(Editor’s note: This story was expanded April 12 at 5:15 p.m.)
[T]he controversial bill that would redefine what makes a worker an independent contractor versus an employee will not become law this year, the House speaker predicted Tuesday.
Speaker Shap Smith, D-Morristown, said he doesn’t foresee H.867, whose vote on the House floor has been delayed several times, making it to Gov. Peter Shumlin’s desk this year.
Smith said the only political maneuvering that would keep the bill’s language alive would be to tack H.867’s provisions onto a bill that already passed the Senate, such as S.23, which relates to workers’ compensation settlements.
“I don’t think that there’s any way that it will go all the way to the governor’s desk,” he said. “I think that the work that we’re doing is important. If we can get it in a form that’s satisfactory, I think the work will be important for the next Legislature.”
The House Committee on Commerce and Economic Development, which voted the bill out unanimously, continues to take testimony on several amendments that would make the bill more satisfactory to pro-labor interests.
“It’s not clear to me whether we would or not” have the votes to pass the bill in its current form, Smith said. “What’s clear to me is in its current form, it wouldn’t go much beyond the floor of the House. In other words, I don’t think it would move in the Senate and make it to the governor’s desk.”
The biggest point of contention between labor and business interests has been a provision called “like work” or “nature of the business.” It means that under Vermont law, no business can use an independent contractor to perform duties that are core to the business.
The original language in H.867 would have removed the “nature of the business” provision from statute. The bill would have allowed multiple independent contractors to work for the same company doing the same work. A separate provision would have required a task force to meet and determine whether the new provisions were good for the economy.
Smith said one of his concerns with H.867 was whether the new language would encourage companies to eliminate employed positions and replace the workers with independent contractors, who would not enjoy the same benefits, such as being covered by the company’s unemployment insurance.

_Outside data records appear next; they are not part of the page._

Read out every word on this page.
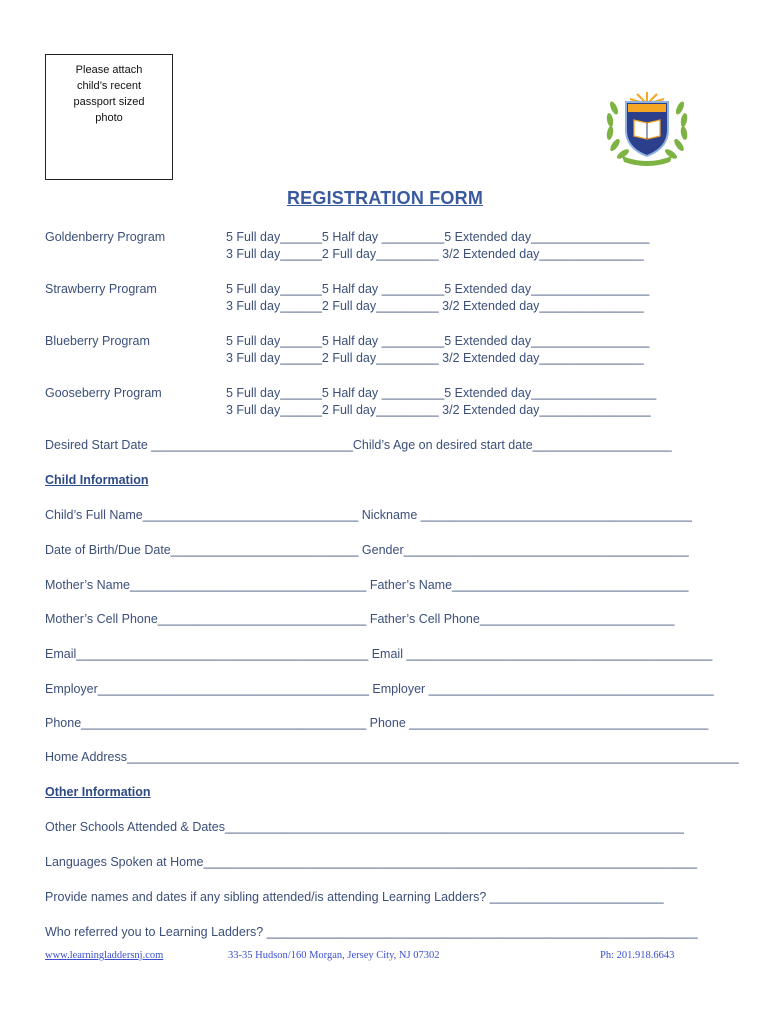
Please attach
child’s recent
passport sized
photo
REGISTRATION FORM
Goldenberry Program	5 Full day______5 Half day _________5 Extended day_________________
3 Full day______2 Full day_________ 3/2 Extended day_______________
Strawberry Program	5 Full day______5 Half day _________5 Extended day_________________
3 Full day______2 Full day_________ 3/2 Extended day_______________
Blueberry Program	5 Full day______5 Half day _________5 Extended day_________________
3 Full day______2 Full day_________ 3/2 Extended day_______________
Gooseberry Program	5 Full day______5 Half day _________5 Extended day__________________
3 Full day______2 Full day_________ 3/2 Extended day________________
Desired Start Date _____________________________Child’s Age on desired start date____________________
Child Information
Child’s Full Name_______________________________ Nickname _______________________________________
Date of Birth/Due Date___________________________ Gender_________________________________________
Mother’s Name__________________________________ Father’s Name__________________________________
Mother’s Cell Phone______________________________ Father’s Cell Phone____________________________
Email__________________________________________ Email ____________________________________________
Employer_______________________________________ Employer _________________________________________
Phone_________________________________________ Phone ___________________________________________
Home Address________________________________________________________________________________________
Other Information
Other Schools Attended & Dates__________________________________________________________________
Languages Spoken at Home_______________________________________________________________________
Provide names and dates if any sibling attended/is attending Learning Ladders? _________________________
Who referred you to Learning Ladders? ______________________________________________________________
www.learningladdersnj.com	33-35 Hudson/160 Morgan, Jersey City, NJ 07302	Ph: 201.918.6643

“Most of the job growth that has happened in the last four, five years has been for (independent contractors), and that is an erosion of the social safety net,” he said. “That is an erosion of people’s ability to have access to workers’ comp, their ability to have access to unemployment insurance. It makes it difficult for them to have access to health insurance.”
The House Commerce Committee took testimony all last week and continued taking testimony Tuesday in hopes of updating the independent contractor language and moving it out to S.23, which passed the Senate on Feb. 20.
Rep. Bill Botzow, D-Pownal, the chair of House Commerce, said he has split up his committee members into groups and assigned them to figure out how to address eight issues that advocates have raised with the independent contractor language.
Botzow said he wants a bill that will help artisans, such as software engineers and stoneworkers, to succeed in Vermont’s economy. “Our challenge is to find out if the barn door’s been left open,” he said. “We can look at all sorts of ideas.”
“There’s not much point in putting something out that potentially doesn’t do the job we set out to do,” Botzow said. “The job we set out to do is provide clarity for everybody … define an independent contractor.”
“I think it’s a good thing that we voted the bill out because it’s drawn a lot of attention and made people focus on a very important issue that just really hasn’t risen in their minds like other issues have,” he said. “The timelines, sure they concern me, but we’re using every minute we can.”
Rep. Mike Marcotte, R-Coventry, said he wants to add language to the bill that would clarify its intent because right now the Department of Labor cannot use “common sense” to interpret the law. He said the committee has been working with a former assistant attorney general in Massachusetts to come up with the right language.
“The law is the law, and it’s pretty straightforward that if you’re doing any type of like business, then you’re an employee,” Marcotte said, “so it kind of stymies the entrepreneurs that are in state and causes some companies to go out of state and do the jobs that independent Vermonters could be doing themselves.”
Labor Commissioner Annie Noonan said her staff conducts at least 2,000 audits of Vermont businesses every year. She said most businesses that fail the audits do so because of Vermont’s “nature of the business” test.
For example, Maureen Cregan Connolly, the executive officer for the Homebuilders and Remodelers Association, estimated that at least 40 percent of her group’s active members are currently being audited by the Department of Labor, and the rest are afraid to speak up about their experiences.
“It makes no sense,” Connolly said of the provision. “You’re driving companies away from Vermont. Why would a tech company choose to locate here if they can’t use contracting relationships?”
She called it “inappropriate” for Smith to comment on what would happen with the independent contractor issue in the Senate.
“If (lawmakers) are going to make alterations to the bill, then I’m going to have to see what those alterations are,” Connolly said. “I want to see the bill passed as it came out of Commerce on March 11. It came out with an 11-0 vote, Republican, Democrat, independent.”